La population mondiale approche aujourd'hui des 8 milliards d'habitants. Si chacun d'eux avait notre niveau de consommation, les ressources de la planète n'y suffiraient pas. Or les projections validées par l'ONU prévoient près de 10 milliards d'habitants en 2050...

 

Ressources pillées, biodiversité gravement altérée, pollutions majeures, climat déréglé... l'avenir de l'homme sur la Terre s'avère très sombre !

 

L'anthropocène, qui commence au moment où les activités humaines ont eu un impact sur l'écosystème terrestre, risque de se terminer sur un désastre.

 

 Il n'est donc pas difficile de comprendre que notre modèle économique actuel est obsolète.
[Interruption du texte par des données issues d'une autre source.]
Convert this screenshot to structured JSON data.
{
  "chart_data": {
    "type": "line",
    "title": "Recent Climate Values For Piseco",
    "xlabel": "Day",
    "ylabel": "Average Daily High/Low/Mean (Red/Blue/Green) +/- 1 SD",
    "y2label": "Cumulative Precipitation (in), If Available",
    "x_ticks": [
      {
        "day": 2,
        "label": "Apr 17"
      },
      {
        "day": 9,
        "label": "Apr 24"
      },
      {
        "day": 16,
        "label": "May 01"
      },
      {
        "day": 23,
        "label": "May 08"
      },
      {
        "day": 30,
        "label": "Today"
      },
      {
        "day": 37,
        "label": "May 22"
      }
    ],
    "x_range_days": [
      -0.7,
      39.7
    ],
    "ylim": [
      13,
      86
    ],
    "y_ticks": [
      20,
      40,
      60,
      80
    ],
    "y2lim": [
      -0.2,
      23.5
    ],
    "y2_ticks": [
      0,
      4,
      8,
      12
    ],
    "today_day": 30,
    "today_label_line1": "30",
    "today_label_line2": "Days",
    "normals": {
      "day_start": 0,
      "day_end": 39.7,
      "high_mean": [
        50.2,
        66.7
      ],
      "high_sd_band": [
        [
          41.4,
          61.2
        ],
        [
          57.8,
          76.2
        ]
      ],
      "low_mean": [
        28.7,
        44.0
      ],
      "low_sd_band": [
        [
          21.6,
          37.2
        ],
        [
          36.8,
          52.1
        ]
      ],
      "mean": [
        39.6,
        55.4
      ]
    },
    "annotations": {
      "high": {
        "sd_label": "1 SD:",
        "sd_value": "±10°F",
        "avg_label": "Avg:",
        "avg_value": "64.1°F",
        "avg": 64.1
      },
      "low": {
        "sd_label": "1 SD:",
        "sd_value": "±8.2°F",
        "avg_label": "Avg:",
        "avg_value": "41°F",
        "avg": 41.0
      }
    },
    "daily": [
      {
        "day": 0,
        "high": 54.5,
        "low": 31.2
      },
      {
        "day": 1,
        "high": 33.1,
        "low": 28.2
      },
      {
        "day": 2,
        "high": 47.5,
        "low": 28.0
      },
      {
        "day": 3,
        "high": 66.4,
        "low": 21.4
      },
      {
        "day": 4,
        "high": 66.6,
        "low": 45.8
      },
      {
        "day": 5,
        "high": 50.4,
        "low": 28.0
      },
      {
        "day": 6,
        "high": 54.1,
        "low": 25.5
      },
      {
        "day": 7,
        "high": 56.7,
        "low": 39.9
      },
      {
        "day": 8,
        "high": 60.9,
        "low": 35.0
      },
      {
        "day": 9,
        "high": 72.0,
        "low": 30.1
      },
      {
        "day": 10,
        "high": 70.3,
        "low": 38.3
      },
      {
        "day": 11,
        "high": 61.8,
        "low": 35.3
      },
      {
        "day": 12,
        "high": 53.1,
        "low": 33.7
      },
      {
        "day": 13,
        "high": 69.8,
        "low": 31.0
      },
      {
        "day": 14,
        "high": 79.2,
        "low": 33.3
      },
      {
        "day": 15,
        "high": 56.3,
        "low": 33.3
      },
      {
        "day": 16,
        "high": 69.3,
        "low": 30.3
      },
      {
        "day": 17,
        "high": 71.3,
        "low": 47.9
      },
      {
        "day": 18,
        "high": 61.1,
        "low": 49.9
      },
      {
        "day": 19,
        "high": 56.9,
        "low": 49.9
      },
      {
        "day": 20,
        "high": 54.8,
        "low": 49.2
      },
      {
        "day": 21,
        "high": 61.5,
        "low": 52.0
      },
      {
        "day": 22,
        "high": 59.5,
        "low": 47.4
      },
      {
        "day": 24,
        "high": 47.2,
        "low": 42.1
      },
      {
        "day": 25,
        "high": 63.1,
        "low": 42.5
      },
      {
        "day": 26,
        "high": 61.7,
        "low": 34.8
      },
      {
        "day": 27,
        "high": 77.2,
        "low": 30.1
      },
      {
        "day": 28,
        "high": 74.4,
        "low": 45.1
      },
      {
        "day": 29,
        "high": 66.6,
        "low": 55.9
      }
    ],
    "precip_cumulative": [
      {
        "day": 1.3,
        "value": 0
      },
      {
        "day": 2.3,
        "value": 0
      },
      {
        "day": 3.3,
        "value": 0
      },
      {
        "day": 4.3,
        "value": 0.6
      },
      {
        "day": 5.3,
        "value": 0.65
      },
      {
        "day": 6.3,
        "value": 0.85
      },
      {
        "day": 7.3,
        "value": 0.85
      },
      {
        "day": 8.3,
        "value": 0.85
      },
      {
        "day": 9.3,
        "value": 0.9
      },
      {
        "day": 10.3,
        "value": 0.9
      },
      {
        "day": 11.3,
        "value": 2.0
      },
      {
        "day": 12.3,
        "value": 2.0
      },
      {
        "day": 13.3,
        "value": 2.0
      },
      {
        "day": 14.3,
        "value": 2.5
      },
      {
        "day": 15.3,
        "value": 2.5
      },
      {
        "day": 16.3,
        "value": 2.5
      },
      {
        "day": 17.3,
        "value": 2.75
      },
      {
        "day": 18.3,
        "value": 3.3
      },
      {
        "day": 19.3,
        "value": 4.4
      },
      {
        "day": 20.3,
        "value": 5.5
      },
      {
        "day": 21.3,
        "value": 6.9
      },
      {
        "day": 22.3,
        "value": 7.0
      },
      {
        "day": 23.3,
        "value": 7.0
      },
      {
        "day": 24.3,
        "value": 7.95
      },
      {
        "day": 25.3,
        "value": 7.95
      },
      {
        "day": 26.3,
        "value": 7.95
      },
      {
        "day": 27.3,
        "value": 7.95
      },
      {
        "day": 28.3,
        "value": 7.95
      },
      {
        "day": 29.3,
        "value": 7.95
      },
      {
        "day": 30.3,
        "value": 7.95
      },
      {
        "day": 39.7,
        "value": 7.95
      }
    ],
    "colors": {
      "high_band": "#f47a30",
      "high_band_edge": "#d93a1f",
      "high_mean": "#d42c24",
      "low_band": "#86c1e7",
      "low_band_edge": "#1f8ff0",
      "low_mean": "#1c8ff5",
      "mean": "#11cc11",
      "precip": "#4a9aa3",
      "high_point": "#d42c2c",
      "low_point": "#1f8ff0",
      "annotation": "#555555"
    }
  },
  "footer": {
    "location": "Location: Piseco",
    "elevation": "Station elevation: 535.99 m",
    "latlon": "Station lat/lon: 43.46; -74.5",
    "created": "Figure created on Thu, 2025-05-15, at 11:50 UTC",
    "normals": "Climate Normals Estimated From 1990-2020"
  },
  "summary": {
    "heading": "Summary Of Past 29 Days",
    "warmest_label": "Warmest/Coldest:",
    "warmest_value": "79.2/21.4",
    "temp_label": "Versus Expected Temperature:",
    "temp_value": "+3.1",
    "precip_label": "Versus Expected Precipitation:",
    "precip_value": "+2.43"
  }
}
Et pourtant nos dirigeants continuent à garder "les yeux grands fermés".

 

Pire, alors que 97% des publications scientifiques dans des revues reconnues (ayant un comité de lecture) admettent qu'il n'y a aucun doute sur l'origine anthropique du dérèglement climatique et que celui-ci aura à court terme des effets directs et collatéraux cataclysmiques, des lobbies puissants, se cachant derrière les derniers climato-sceptiques, ont aujourd'hui le vent en poupe, grâce à des fripouilles façon Trump.

 

La révolution industrielle, agricole, économique... ne passera pas par des élus court-termistes, sans courage, obsédés par leur réélection. 

 

L'accord de Paris aussitôt signé, aussitôt oublié par les états, a néanmoins donné un signal fort aux investisseurs qui, eux, ont des informateurs fiables. On peut le déplorer (c'est mon cas), mais le nerf de la guerre - l'argent - est chez eux.

 

Le principal espoir pour le développement durable réside donc dans les initiatives des grandes entreprises, des organisations mondiales et européennes non gouvernementales, dans les réseaux de multitudes de PME ou TPE qui émergent un peu partout (*).

 

Alors, si notre action en tant que citoyen devient inopérante, agissons avec notre portefeuille. En tant que consommateur nous avons l'arme fatale.

 

Refusons d'acheter des fruits et légumes monstrueux, gavés d'engrais et de pesticides - ou ayant parcouru des milliers de kms avant de finir dans nos assiettes - n'achetons plus de véhicules qui nous empoisonnent, refusons d'acquérir des smartphones à plus de 1000 euros où l'innovation est nulle, soyons attentif à la durabilité de ce que nous achetons...

 

Bref, actons que l'économie linéaire : extraire, produire, consommer et jeter, a fait son temps et soutenons activement l'avènement de l'économie circulaire, des énergies renouvelables, de la construction durable, des transports propres, d'une nouvelle gestion de l'eau qui passe par une agriculture biologique.

 

Ce souhait n'est pas celui d'un écologiste fumeux ou exalté, il s'inscrit dans la froide analyse de chiffres  implacables.

 

(*) Que pouvons aider en choisissant et interpellant les élus de proximité (municipalité, intercommunalité et région) qui peuvent soutenir localement le développement durable.